Extended weak economic activity and tame inflation persuaded the European Central Bank to cut interest rates to a new reocrd low of 0.5 per cent, ECB president Mario Draghi said today.
In the past month, confidence indicators have slumped, triggering fears of a delayed recovery in the euro zone.
“Weak economic sentiment has extended into the spring of this year,” Mr Draghi told a news conference. “Inflation expectations for the euro area continue to be firmly anchored…. our monetary policy stance will remain accommodative,” he said.
The rate cut, announced at lunchtime, should provide a shot in the arm for the European economy and will reduce repayments for tens of thousands of Irish people with tracker mortgages tied to the central bank’s rates.

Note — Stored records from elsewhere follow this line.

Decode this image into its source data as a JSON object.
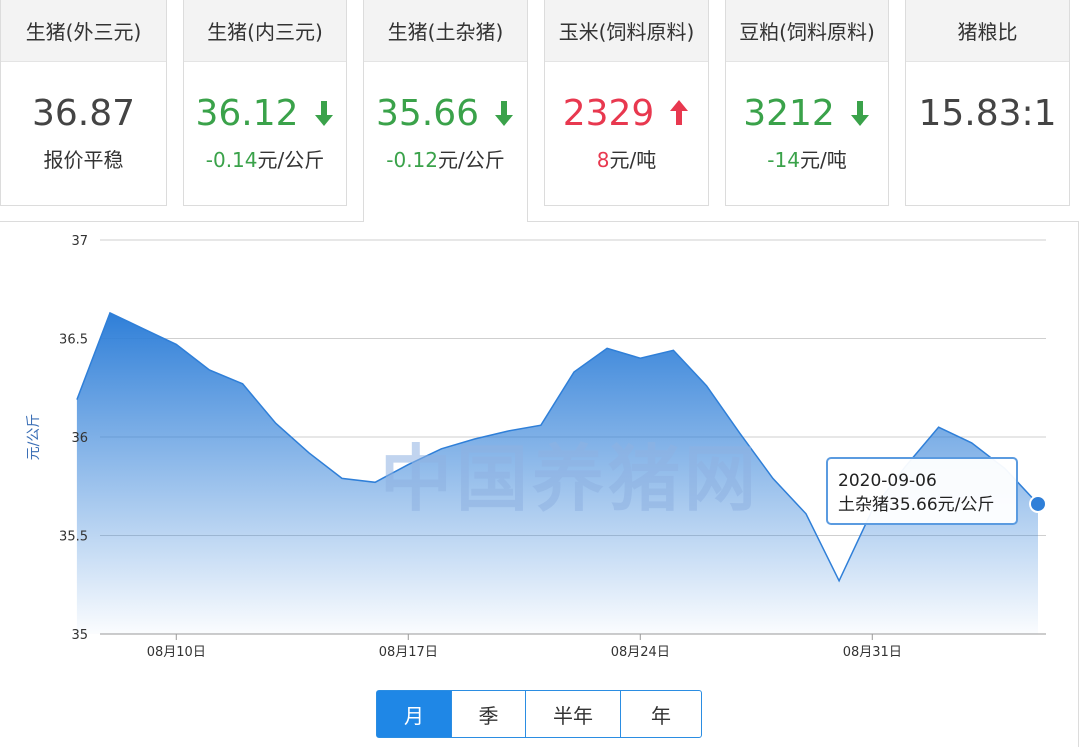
{
  "tabs": [
    {
      "label": "生猪(外三元)",
      "value": "36.87",
      "trend": "flat",
      "sub_change": "",
      "sub_text": "报价平稳",
      "active": false
    },
    {
      "label": "生猪(内三元)",
      "value": "36.12",
      "trend": "down",
      "sub_change": "-0.14",
      "sub_text": "元/公斤",
      "active": false
    },
    {
      "label": "生猪(土杂猪)",
      "value": "35.66",
      "trend": "down",
      "sub_change": "-0.12",
      "sub_text": "元/公斤",
      "active": true
    },
    {
      "label": "玉米(饲料原料)",
      "value": "2329",
      "trend": "up",
      "sub_change": "8",
      "sub_text": "元/吨",
      "active": false
    },
    {
      "label": "豆粕(饲料原料)",
      "value": "3212",
      "trend": "down",
      "sub_change": "-14",
      "sub_text": "元/吨",
      "active": false
    },
    {
      "label": "猪粮比",
      "value": "15.83:1",
      "trend": "flat",
      "sub_change": "",
      "sub_text": "",
      "active": false
    }
  ],
  "colors": {
    "down": "#3aa24a",
    "up": "#e8384f",
    "accent": "#1f87e6",
    "area": "#2f7fd8"
  },
  "watermark": "中国养猪网",
  "tooltip": {
    "date": "2020-09-06",
    "text": "土杂猪35.66元/公斤"
  },
  "ranges": [
    {
      "label": "月",
      "active": true
    },
    {
      "label": "季",
      "active": false
    },
    {
      "label": "半年",
      "active": false
    },
    {
      "label": "年",
      "active": false
    }
  ],
  "chart_data": {
    "type": "area",
    "ylabel": "元/公斤",
    "ylim": [
      35,
      37
    ],
    "yticks": [
      35,
      35.5,
      36,
      36.5,
      37
    ],
    "xlim": [
      0,
      28
    ],
    "x_ticks": [
      {
        "x": 2,
        "label": "08月10日"
      },
      {
        "x": 9,
        "label": "08月17日"
      },
      {
        "x": 16,
        "label": "08月24日"
      },
      {
        "x": 23,
        "label": "08月31日"
      }
    ],
    "dates": [
      "08-08",
      "08-09",
      "08-10",
      "08-11",
      "08-12",
      "08-13",
      "08-14",
      "08-15",
      "08-16",
      "08-17",
      "08-18",
      "08-19",
      "08-20",
      "08-21",
      "08-22",
      "08-23",
      "08-24",
      "08-25",
      "08-26",
      "08-27",
      "08-28",
      "08-29",
      "08-30",
      "08-31",
      "09-01",
      "09-02",
      "09-03",
      "09-04",
      "09-05",
      "09-06"
    ],
    "series": [
      {
        "values": [
          36.19,
          36.63,
          36.55,
          36.47,
          36.34,
          36.27,
          36.07,
          35.92,
          35.79,
          35.77,
          35.86,
          35.94,
          35.99,
          36.03,
          36.06,
          36.33,
          36.45,
          36.4,
          36.44,
          36.26,
          36.02,
          35.79,
          35.61,
          35.27,
          35.63,
          35.85,
          36.05,
          35.97,
          35.84,
          35.66
        ]
      }
    ],
    "highlight_index": 29
  }
}
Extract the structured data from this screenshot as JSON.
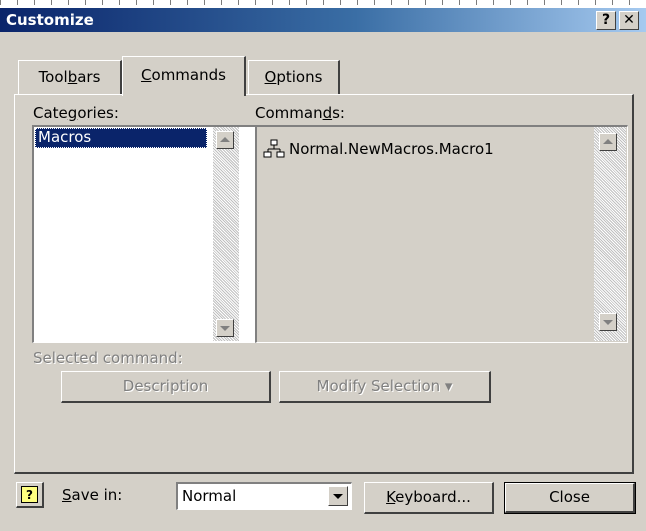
{
  "window": {
    "title": "Customize",
    "help_glyph": "?",
    "close_glyph": "✕"
  },
  "tabs": [
    {
      "label_pre": "Tool",
      "label_key": "b",
      "label_post": "ars"
    },
    {
      "label_pre": "",
      "label_key": "C",
      "label_post": "ommands"
    },
    {
      "label_pre": "",
      "label_key": "O",
      "label_post": "ptions"
    }
  ],
  "categories": {
    "label_pre": "Cate",
    "label_key": "g",
    "label_post": "ories:",
    "items": [
      "Macros"
    ]
  },
  "commands": {
    "label_pre": "Comman",
    "label_key": "d",
    "label_post": "s:",
    "items": [
      "Normal.NewMacros.Macro1"
    ]
  },
  "selected_command": {
    "label": "Selected command:",
    "description_button": "Description",
    "modify_button": "Modify Selection",
    "modify_arrow": "▾"
  },
  "footer": {
    "help_icon_glyph": "?",
    "save_in_pre": "",
    "save_in_key": "S",
    "save_in_post": "ave in:",
    "save_in_value": "Normal",
    "keyboard_key": "K",
    "keyboard_post": "eyboard...",
    "close_label": "Close"
  },
  "colors": {
    "title_start": "#0a246a",
    "title_end": "#a6caf0",
    "face": "#d4d0c8",
    "selection": "#0a246a"
  }
}
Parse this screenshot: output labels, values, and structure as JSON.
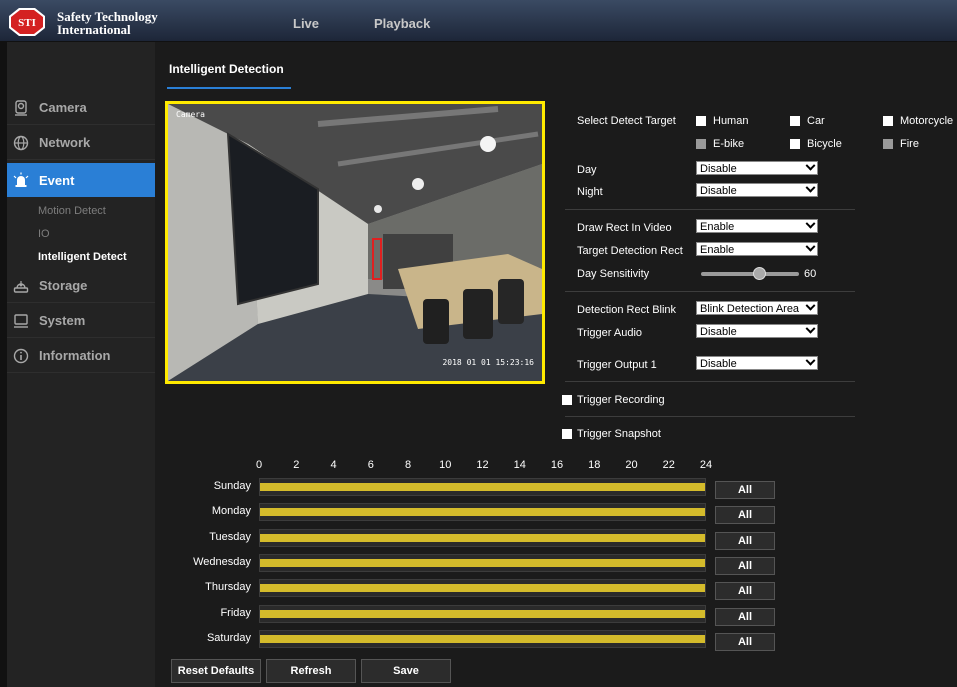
{
  "brand": {
    "badge": "STI",
    "line1": "Safety Technology",
    "line2": "International",
    "badge_color": "#d42121"
  },
  "topnav": {
    "live": "Live",
    "playback": "Playback"
  },
  "sidebar": {
    "camera": "Camera",
    "network": "Network",
    "event": "Event",
    "event_sub": {
      "motion": "Motion Detect",
      "io": "IO",
      "intelligent": "Intelligent Detect"
    },
    "storage": "Storage",
    "system": "System",
    "information": "Information"
  },
  "main": {
    "tab_title": "Intelligent Detection"
  },
  "video": {
    "osd_timestamp": "2018 01 01  15:23:16",
    "osd_label": "Camera"
  },
  "form": {
    "detect_target_label": "Select Detect Target",
    "targets": {
      "human": "Human",
      "car": "Car",
      "motorcycle": "Motorcycle",
      "ebike": "E-bike",
      "bicycle": "Bicycle",
      "fire": "Fire"
    },
    "day_label": "Day",
    "day_value": "Disable",
    "night_label": "Night",
    "night_value": "Disable",
    "draw_rect_label": "Draw Rect In Video",
    "draw_rect_value": "Enable",
    "target_rect_label": "Target Detection Rect",
    "target_rect_value": "Enable",
    "sensitivity_label": "Day Sensitivity",
    "sensitivity_value": "60",
    "rect_blink_label": "Detection Rect Blink",
    "rect_blink_value": "Blink Detection Area",
    "trigger_audio_label": "Trigger Audio",
    "trigger_audio_value": "Disable",
    "trigger_output_label": "Trigger Output 1",
    "trigger_output_value": "Disable",
    "trigger_recording_label": "Trigger Recording",
    "trigger_snapshot_label": "Trigger Snapshot"
  },
  "schedule": {
    "hours": [
      "0",
      "2",
      "4",
      "6",
      "8",
      "10",
      "12",
      "14",
      "16",
      "18",
      "20",
      "22",
      "24"
    ],
    "days": [
      "Sunday",
      "Monday",
      "Tuesday",
      "Wednesday",
      "Thursday",
      "Friday",
      "Saturday"
    ],
    "all_label": "All",
    "coverage": 1.0,
    "bar_color": "#d4bb2b"
  },
  "buttons": {
    "reset": "Reset Defaults",
    "refresh": "Refresh",
    "save": "Save"
  },
  "colors": {
    "accent": "#2a7fd6",
    "video_border": "#ffea00"
  }
}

For every quarter of a point the ECB lowers rates, the monthly cost of servicing a €100,000 tracker mortgage declines by about €15. This means that the average tracker mortgage holder with an outstanding loan of €300,000 will see monthly savings of €45 from the beginning of next month.
As a result of the move – the fourth such rate reduction in the last 18 months – a person with a €300,000 tracker mortgage will now pay about €180 a month less than they were paying in the autumn of 2011. This amounts to a total annual saving of more than €2,100.
The cut will be automatically be passed on to tracker mortgage holders but those with Standard Variable Rate (SVR) mortgages will have to wait for their individual banks to follow suit although such a move is unlikely as banks are using SVR customers pay for loss-making tracker ones.